Face aux critiques croissantes concernant l’influence des votes en faveur des candidats israéliens, les organisateurs de l’Eurovision modifient les règles du concours. L’Union européenne de radio-télévision (UER) a annoncé ce vendredi 21 novembre un durcissement des conditions de vote pour les prochaines éditions, en invoquant la nécessité de restaurer la « transparence » et de préserver la neutralité du concours.
Une réponse directe aux accusations de manipulation
Dès 2026, le nombre de votes que chaque spectateur pourra exprimer par téléphone, SMS ou internet passera de 20 à 10. Selon l’UER, cette mesure vise à limiter les effets d’un éventuel vote massif et coordonné, comme cela a été soupçonné ces dernières années au bénéfice des candidats israéliens. En 2025, l’interprète israélienne Yuval Raphael, survivante de l’attaque du 7 octobre, était arrivée deuxième, largement portée par les suffrages du public, alors que les jurys professionnels l’avaient peu soutenue. Un déséquilibre qui avait déclenché de vives protestations, notamment de la part de plusieurs diffuseurs européens.

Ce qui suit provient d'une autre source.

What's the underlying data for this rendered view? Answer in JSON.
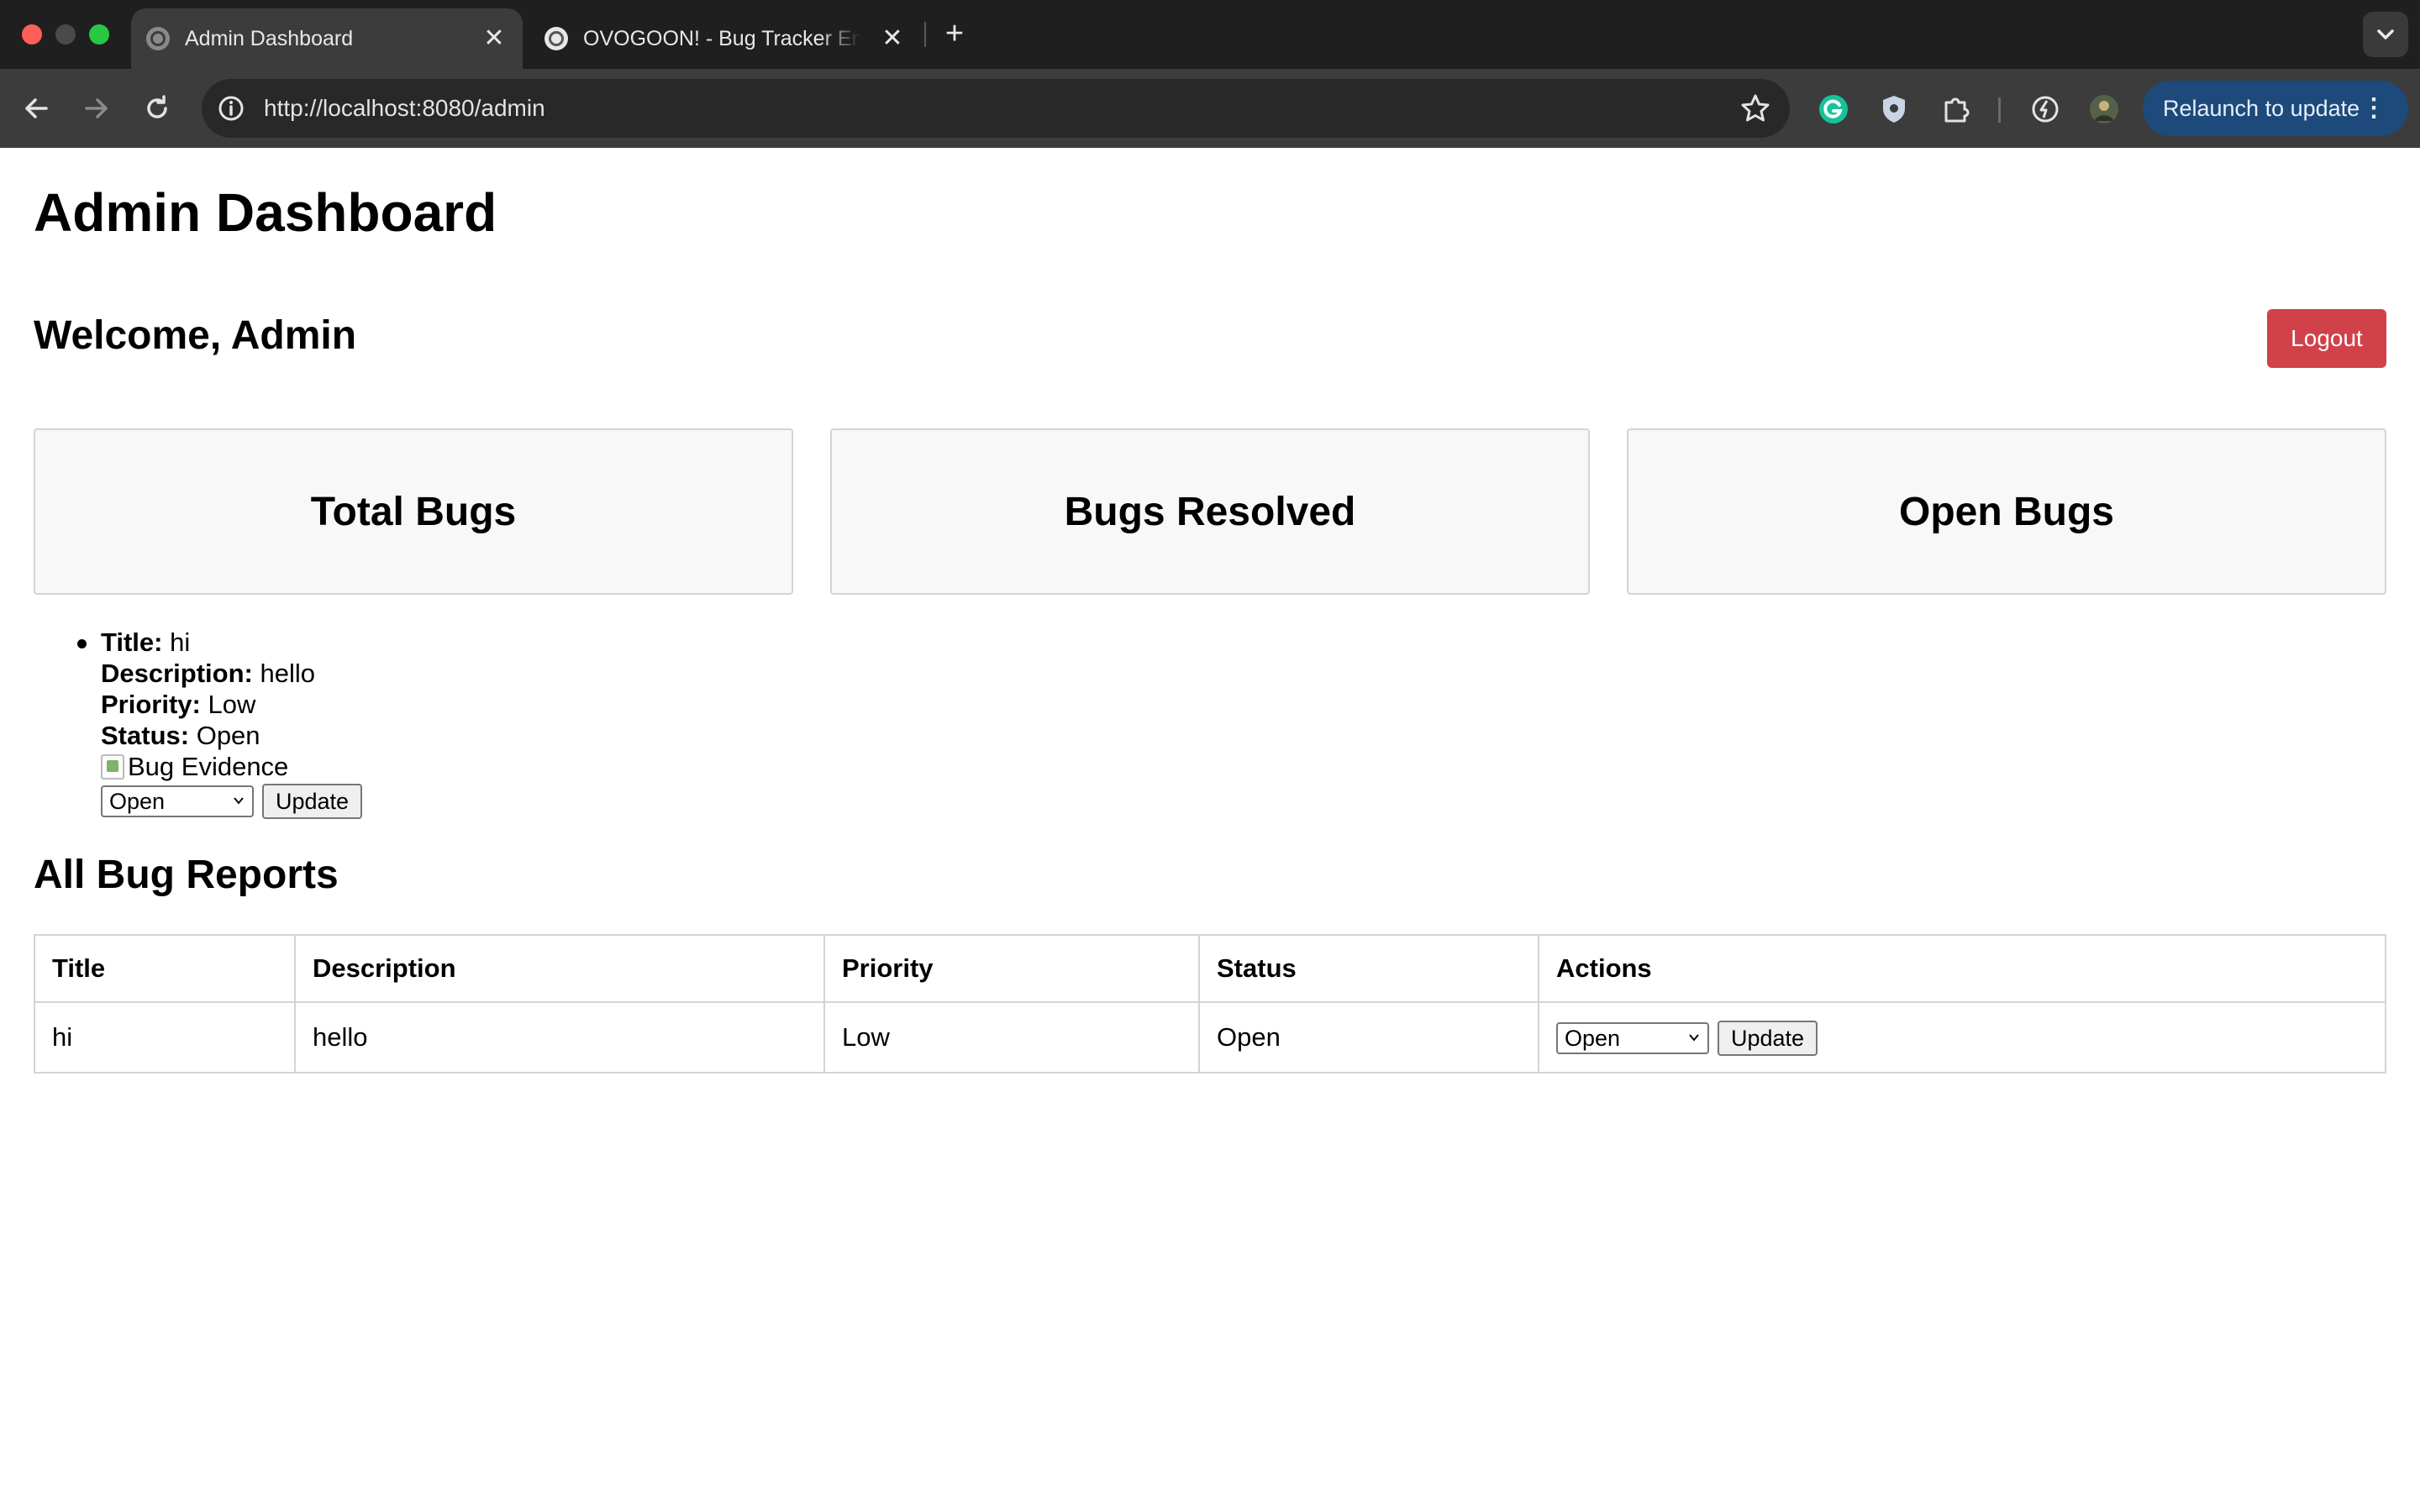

Dans un communiqué relayé par Le HuffPost, Martin Green, directeur du Concours Eurovision de la Chanson, affirme vouloir « préserver un espace neutre, à l’abri de toute instrumentalisation politique ». L’UER insiste sur la validité des résultats de l’édition 2025, tout en reconnaissant que des garanties supplémentaires sont désormais indispensables.
Vers un encadrement renforcé et un vote sur Israël
Parmi les autres changements notables, les jurys professionnels feront leur retour dès les demi-finales. Absents à ce stade depuis 2022, ils seront désormais tenus de signer une déclaration d’impartialité. L’UER entend aussi dissuader toute campagne « disproportionnée », notamment si elle est soutenue par des gouvernements ou agences d’État. Ce point vise clairement les critiques visant Israël, accusé par des pays comme les Pays-Bas ou la Belgique d’avoir utilisé le concours comme outil diplomatique.
L’ambiance reste tendue : plusieurs pays, dont l’Espagne, l’Irlande ou encore la Suède, menacent de boycotter l’édition 2026 si Israël est maintenu dans la liste des participants. Certains évoquent même « des ingérences prouvées », comme l’a déclaré le diffuseur public néerlandais Avrotros, en référence à la situation à Gaza et aux pressions politiques exercées en coulisses. Un vote sur la participation israélienne pourrait être soumis aux diffuseurs membres lors de la prochaine assemblée générale de l’UER, prévue les 4 et 5 décembre. La liste finale des pays participants sera dévoilée avant Noël.